Multi-type RFC1 repeat expansions as the most common cause of hereditary sensory and autonomic neuropathy

Abstract

Non-coding repeat expansions within RFC1 and NOTCH2NLC genes have lately been linked to multisystem neurodegenerative diseases, which also shed light on yet undiagnosed patients with inherited peripheral neuropathies. The aim of this study was to identify the genetic basis of patients with hereditary sensory and autonomic neuropathy (HSAN). We collected 79 unrelated DNA samples clinically suspected with HSAN from multiple regions of Japan. Mutation screening was first performed using gene panel sequencing and whole-exome sequencing. Pathogenic/likely pathogenic variants were identified from genes of WNK1/HSN2 (6 cases), SCN9A (3 cases), NTRK1 (3 cases), and DNMT1 (2 cases). Subsequently, long-range flanking PCR and repeat-primed PCR were applied to analyze repeat expansions in RFC1 and NOTCH2NLC. Bi-allelic RFC1 repeat expansions were detected from 20 adult-onset HSAN patients, consisting of [(AAGGG)exp/(AAGGG)exp] (8 cases), [(ACAGG)exp/(ACAGG)exp] (8 cases), and [(AAGGG)exp/(ACAGG)exp] (4 cases). GGC repeat expansion in NOTCH2NLC was found in 1 case. Single-nucleotide variant-based haplotype analysis of patients harboring disease-associated repeat expansions in RFC1 revealed distinguishable haplotypes among subgroups with different repeat genotypes. These findings substantially redefine the genetic spectrum of HSAN, where multi-type RFC1 repeat expansions account for 25.3% of all patients, highlighting the necessity of genetic screening, particularly for adult-onset patients.

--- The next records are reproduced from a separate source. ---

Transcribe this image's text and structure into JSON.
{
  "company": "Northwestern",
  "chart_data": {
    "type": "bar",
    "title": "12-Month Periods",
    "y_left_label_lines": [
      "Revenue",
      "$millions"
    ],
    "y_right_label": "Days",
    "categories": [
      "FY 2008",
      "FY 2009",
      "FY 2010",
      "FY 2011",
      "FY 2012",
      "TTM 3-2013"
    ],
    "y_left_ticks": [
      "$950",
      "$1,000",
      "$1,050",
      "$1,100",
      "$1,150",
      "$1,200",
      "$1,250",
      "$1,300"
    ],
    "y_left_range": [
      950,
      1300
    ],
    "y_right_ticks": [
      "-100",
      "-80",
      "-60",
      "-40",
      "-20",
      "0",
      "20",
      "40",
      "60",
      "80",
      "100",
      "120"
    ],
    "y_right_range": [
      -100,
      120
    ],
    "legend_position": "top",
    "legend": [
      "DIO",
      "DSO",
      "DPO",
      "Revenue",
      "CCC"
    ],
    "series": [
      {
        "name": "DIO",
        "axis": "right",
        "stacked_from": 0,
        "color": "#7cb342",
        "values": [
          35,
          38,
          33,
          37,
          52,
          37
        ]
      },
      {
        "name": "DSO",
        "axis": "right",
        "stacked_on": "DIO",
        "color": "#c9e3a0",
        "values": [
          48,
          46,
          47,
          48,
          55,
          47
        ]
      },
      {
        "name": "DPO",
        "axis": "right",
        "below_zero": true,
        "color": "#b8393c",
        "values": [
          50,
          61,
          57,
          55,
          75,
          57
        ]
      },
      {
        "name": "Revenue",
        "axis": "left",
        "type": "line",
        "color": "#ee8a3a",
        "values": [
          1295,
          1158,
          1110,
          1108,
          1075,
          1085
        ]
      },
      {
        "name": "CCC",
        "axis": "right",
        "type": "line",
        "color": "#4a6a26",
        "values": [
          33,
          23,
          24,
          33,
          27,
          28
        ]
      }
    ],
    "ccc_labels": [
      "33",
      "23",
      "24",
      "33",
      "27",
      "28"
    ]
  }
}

Keywords: RFC1; gene panel sequencing; haplotype; non-coding repeat expansion; sensory neuropathy.

Figure 1

Genetic analysis workflow (A) and proportional piechart of genes with pathogenic/likely pathogenic variants from diagnosed HSAN patients (B).

Figure 2

Detection of disease-associated repeat expansions in RFC1 and NOTCH2NLC genes. (A) Long-range PCR shows the absence of clear amplifiable PCR product in RFC1 from 20 cases with HSAN. NC: negative control. (B) Examples of [(AAGGG)exp/(AAGGG)exp] (P3), [(ACAGG)exp/(ACAGG)exp] (P23), and [(AAGGG)exp/(ACAGG)exp] (P50) of RFC1, in the decremental saw-tooth pattern. (C) Repeat-primed PCR reveals (GGC)exp in NOTCH2NLC (P36), and amplicon length is determined by fluorescence amplicon length analysis (red arrow).

Figure 3

Radiological and pathological features of patients with disease-associated RFC1 repeat expansions. (A,B) Brain MRI shows cerebellar atrophy (white arrow; P10). (C) Brain single photon emission computed tomography (SPECT) reveals decreased blood flow in the cerebellar region (P21). (D,E) Marked loss of large and small myelinated fibers (large > small). Myelinated fiber densities are 1,456/mm² and 1,880/mm², respectively, from P31 with [(AAGGG)exp/(AAGGG)exp] and P10 with [(ACAGG)exp/(ACAGG)exp].

Figure 4

Single-nucleotide variant (SNV)-based haplotype analysis of 11 cases with different disease-associated RFC1 repeat expansions. The “core haplotype” region, spanning from chr4:38995374 (rs10212770) to chr4:39448586 (rs35372803), is covered by 14 previously applied and 4 new SNV markers (red color). GT: genotype. Respectively, 49.2 kb (chr4: 39303925~39353122) and 453.2 kb (chr4: 38995374~39448586) highly conserved homologous haplotype blocks are identified from all six cases carrying [(AAGGG)exp/(AAGGG)exp] (yellow background) and 3/4 of cases with [(ACAGG)exp/(ACAGG)exp] (green background). P32 carrying [(AAGGG)exp/(ACAGG)exp] shares an identical haplotype block (chr4: 39318706~39353122; light red background) with other repeat expansion subtypes. Genotype of rs2066789 (G/A) is haplotype specific (blue color), and the haplotype of P15 is unique.